Não devia tê-la deixado na esquina fria naquela manhã de primavera em Amsterdã.
Fugir com a francesa naquele dia me pareceu sóbrio e menos insólito que viver aquela fantasia, aquela ilusão montada num palco de um teatro sujo no lado velho da cidade.
Ela, à que deixei na esquina, dizia sonhar com o momento em que minhas canções nasceram, ela queria estar lá quando aconteceu, quem sabe quando acontecesse de novo, mas o coração se ocupou com outras coisas, e as mãos que traziam as canções para este mundo já estavam carinhando a face de outra.

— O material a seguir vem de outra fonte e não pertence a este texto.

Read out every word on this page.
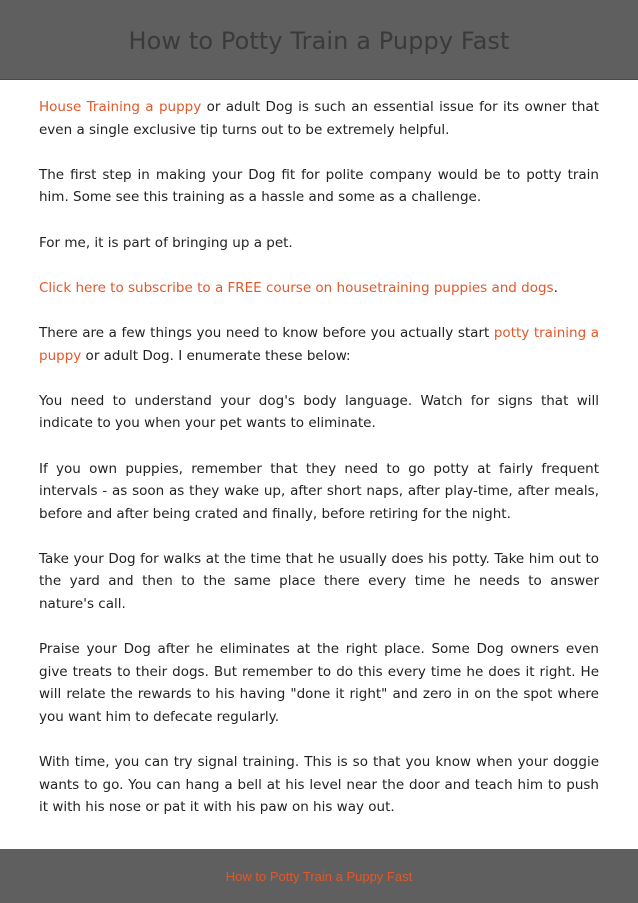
How to Potty Train a Puppy Fast

House Training a puppy or adult Dog is such an essential issue for its owner that even a single exclusive tip turns out to be extremely helpful.

The first step in making your Dog fit for polite company would be to potty train him. Some see this training as a hassle and some as a challenge.

For me, it is part of bringing up a pet.

Click here to subscribe to a FREE course on housetraining puppies and dogs.

There are a few things you need to know before you actually start potty training a puppy or adult Dog. I enumerate these below:

You need to understand your dog's body language. Watch for signs that will indicate to you when your pet wants to eliminate.

If you own puppies, remember that they need to go potty at fairly frequent intervals - as soon as they wake up, after short naps, after play-time, after meals, before and after being crated and finally, before retiring for the night.

Take your Dog for walks at the time that he usually does his potty. Take him out to the yard and then to the same place there every time he needs to answer nature's call.

Praise your Dog after he eliminates at the right place. Some Dog owners even give treats to their dogs. But remember to do this every time he does it right. He will relate the rewards to his having "done it right" and zero in on the spot where you want him to defecate regularly.

With time, you can try signal training. This is so that you know when your doggie wants to go. You can hang a bell at his level near the door and teach him to push it with his nose or pat it with his paw on his way out.

How to Potty Train a Puppy Fast
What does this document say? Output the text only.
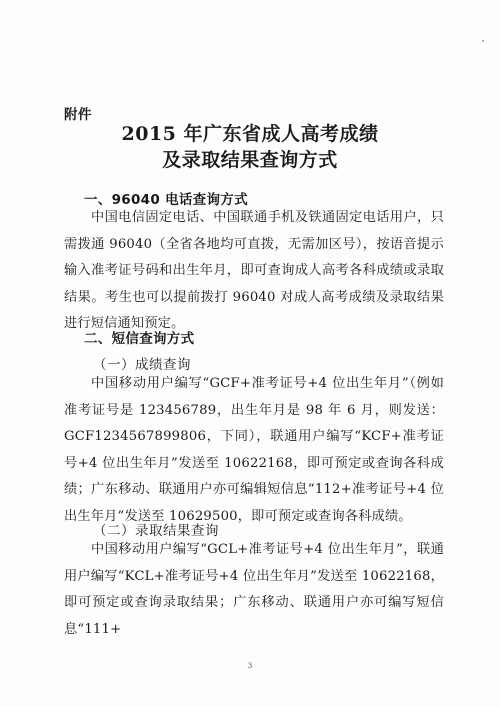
附件
2015 年广东省成人高考成绩
及录取结果查询方式
一、96040 电话查询方式

中国电信固定电话、中国联通手机及铁通固定电话用户，只需拨通 96040（全省各地均可直拨，无需加区号），按语音提示输入准考证号码和出生年月，即可查询成人高考各科成绩或录取结果。考生也可以提前拨打 96040 对成人高考成绩及录取结果进行短信通知预定。

二、短信查询方式
（一）成绩查询

中国移动用户编写“GCF+准考证号+4 位出生年月”（例如准考证号是 123456789，出生年月是 98 年 6 月，则发送：GCF1234567899806，下同），联通用户编写“KCF+准考证号+4 位出生年月”发送至 10622168，即可预定或查询各科成绩；广东移动、联通用户亦可编辑短信息“112+准考证号+4 位出生年月”发送至 10629500，即可预定或查询各科成绩。

（二）录取结果查询

中国移动用户编写“GCL+准考证号+4 位出生年月”，联通用户编写“KCL+准考证号+4 位出生年月”发送至 10622168，即可预定或查询录取结果；广东移动、联通用户亦可编写短信息“111+

3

Quantas manhãs como aquela se passaram por entre cobertores naquele prédio sombrio, manhãs que ambos olhavam pela janela abraçados debaixo de um cobertor empoeirado, com nossas xícaras de café olhando por através, vimos os holandeses passarem olhando para o chão, preocupados com suas vidas, na rota de sua prisão privada em busca de sua recompensa. Horas passávamos ali com nossos olhos vagando sem direção, pequenos detalhes, acompanhando pássaros pequenos que pousavam em nosso balcão, e depois de algum tempo, silêncioso tempo, abriamos nossos lábios primeiro para falar sobre as cores dos prédios no outro lado da rua, depois abriamos novamente para então depositar nossas línguas e entrelaçá-las num beijo.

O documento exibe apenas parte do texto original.